Generative Music - exploration

google slide

My concept of final project is making an interactive reading experience with intonation-like ambient background sound.

I got the idea from the frustration of reading English text, compared to how I feel so free when I read in Korean.

I got bunch of text to read every week for discussion (as a grad student), and somehow manage to read them all. But what I found in the classes is I totally lost important cases in the text.

Honestly, I got more overwhelmed by the amount of text, rather than focusing on the contents in the text.

And I found a new experience with audio book recently, since making audio book is a very expensive industry I never experienced the full human voice narration for ebook in Korea. I am not sure if I just miss them, but most of audio services for ebooks are just very distraction TTS, it was better not to hear them for me. Using audiobook narration with ebook was quite interesting, it did help me a lot to focus on the text, especially academic texts. The most challenging part of reading second language text is, you need to stop for searching the meaning of words. when you stop again and again, you just lose your focus and it is hard to come back to the line. (There is a research that outside hinderance is the most challenging disturbance against productiveness.) It may sound ridiculous, but you can speak in second language with people without understanding every single words. There is a semantic understanding within the context. Listening audiobook is quite like that.

Even though audiobook was pretty helpful, but I feel hard to focus on reading them for couple of reasons below.

  • Reading speed is commonly much faster than listening

  • Speed of narration is hard to modify due to the amount of information

  • We actually don’t need to hear every single words - It is like we don’t we actually don’t read every single spell of a word, we just see general shape of the word.
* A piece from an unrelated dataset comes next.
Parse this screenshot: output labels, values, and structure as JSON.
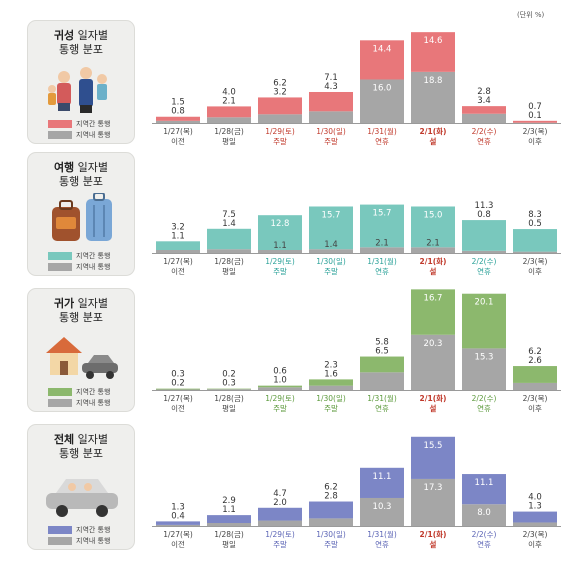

That is the reason that I want to make a narration-like ambient music, which doesn’t contain any distinguishable information, but you feel like someone is mumbling next to you.

So how can I achieve the experience? I found a good blog for deep learning models and intonation (mostly about TTS and deep learning) It looks like several approaches available.

  • Pairing a sentence + manipulated audio file from narration —> generate mumbling music and show texts accordingly.
    = this one is the most straight forward approach, but also has a lot of constraints. How can I pair each word and sound? is there any tool helps with setting data? or should I do that manually?

  • Get a score of narration and pair each score to the texts.

    = this will be more music piece like approach, and seems doable. I guess this will be like rhythm game.

  • Existing models seems appropriate to my projects: Sample RNN, Wave net, Lyrebird(?)